People v Foss
2008 NY Slip Op 01190 [48 AD3d 1219]
February 8, 2008
Appellate Division, Fourth Department
Published by New York State Law Reporting Bureau pursuant to Judiciary Law § 431.
As corrected through Wednesday, April 16, 2008


The People of the State of New York, Respondent, v Colby H. Foss, III, Appellant.

[*1] The Legal Aid Bureau of Buffalo, Inc., Buffalo (Robert L. Kemp of counsel), for defendant-appellant.

Frank J. Clark, District Attorney, Buffalo (Shawn P. Hennessy of counsel), for respondent.

Appeal from a judgment of the Supreme Court, Erie County (Penny M. Wolfgang, J.), rendered June 29, 2006. The judgment convicted defendant, upon a jury verdict, of sexual abuse in the first degree (two counts).

It is hereby ordered that the judgment so appealed from is unanimously modified as a matter of discretion in the interest of justice by directing that the sentences shall run concurrently with respect to each other and as modified the judgment is affirmed.

Memorandum: Defendant appeals from a judgment convicting him upon a jury verdict of two counts of sexual abuse in the first degree (Penal Law § 130.65 [3]).
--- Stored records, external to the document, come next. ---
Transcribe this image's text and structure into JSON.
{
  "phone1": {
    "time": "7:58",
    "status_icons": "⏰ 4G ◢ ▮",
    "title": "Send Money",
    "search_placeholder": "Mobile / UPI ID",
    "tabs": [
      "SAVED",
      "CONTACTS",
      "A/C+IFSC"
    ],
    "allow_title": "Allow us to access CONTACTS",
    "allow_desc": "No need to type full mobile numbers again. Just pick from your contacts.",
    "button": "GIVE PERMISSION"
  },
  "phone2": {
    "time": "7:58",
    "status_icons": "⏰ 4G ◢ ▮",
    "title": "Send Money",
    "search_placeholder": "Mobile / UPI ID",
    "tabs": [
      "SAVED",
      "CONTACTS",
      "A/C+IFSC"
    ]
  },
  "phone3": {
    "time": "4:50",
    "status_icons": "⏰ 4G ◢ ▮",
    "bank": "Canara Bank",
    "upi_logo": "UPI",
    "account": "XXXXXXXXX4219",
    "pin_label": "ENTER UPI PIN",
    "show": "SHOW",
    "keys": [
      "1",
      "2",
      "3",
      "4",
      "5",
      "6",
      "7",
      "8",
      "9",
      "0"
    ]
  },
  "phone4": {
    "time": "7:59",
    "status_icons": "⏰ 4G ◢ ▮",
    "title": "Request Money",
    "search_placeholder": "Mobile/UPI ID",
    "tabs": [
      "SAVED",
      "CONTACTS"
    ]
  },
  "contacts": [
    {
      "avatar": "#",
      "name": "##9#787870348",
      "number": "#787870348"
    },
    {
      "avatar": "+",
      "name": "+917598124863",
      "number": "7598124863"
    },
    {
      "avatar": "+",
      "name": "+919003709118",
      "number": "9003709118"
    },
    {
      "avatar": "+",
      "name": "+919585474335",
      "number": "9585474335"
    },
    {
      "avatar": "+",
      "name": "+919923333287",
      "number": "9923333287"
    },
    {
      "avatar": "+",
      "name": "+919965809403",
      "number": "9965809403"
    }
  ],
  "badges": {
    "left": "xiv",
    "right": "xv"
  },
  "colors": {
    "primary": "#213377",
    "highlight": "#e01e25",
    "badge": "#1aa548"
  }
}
We reject defendant's contention that the evidence is legally insufficient to support the conviction (see generally People v Bleakley, 69 NY2d 490, 495 [1987]). Although the victims testified that they were not certain when the incidents underlying the charges occurred, a police investigator testified that she spoke with the victims and their mother in December 2001 after receiving a telephone call from a probation officer who expressed "concerns" about defendant. We thus conclude that there is a "valid line of reasoning and permissible inferences which could lead a rational person to the conclusion reached by the jury," i.e., that the crimes were committed in 2001, at which time the victims were less than 11 years old (id.; see People v Adams, 43 AD3d 1423, 1424 [2007], lv denied 9 NY3d 1004 [2007]).
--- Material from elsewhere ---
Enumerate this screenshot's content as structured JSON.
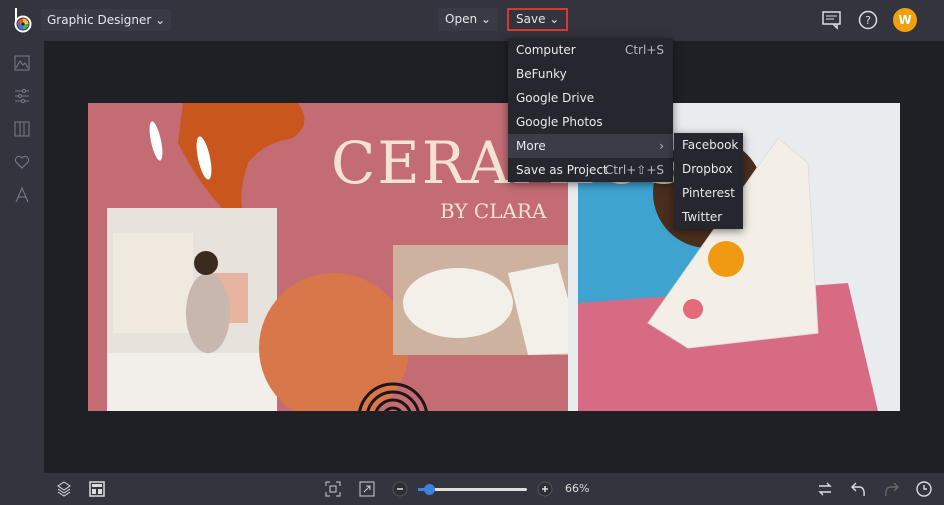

We agree with defendant, however, that the imposition of consecutive sentences with respect to each count renders the sentence unduly harsh and severe, and we therefore modify the judgment as a matter of discretion in the interest of justice by directing that the sentences shall run concurrently with respect to each other (see CPL 470.15 [6] [b]; see generally People v Bailey, 17 AD3d 1022, 1023 [2005], lv denied 5 NY3d 803 [2005]). Present—Scudder, P.J., Centra, Fahey, Green and Pine, JJ.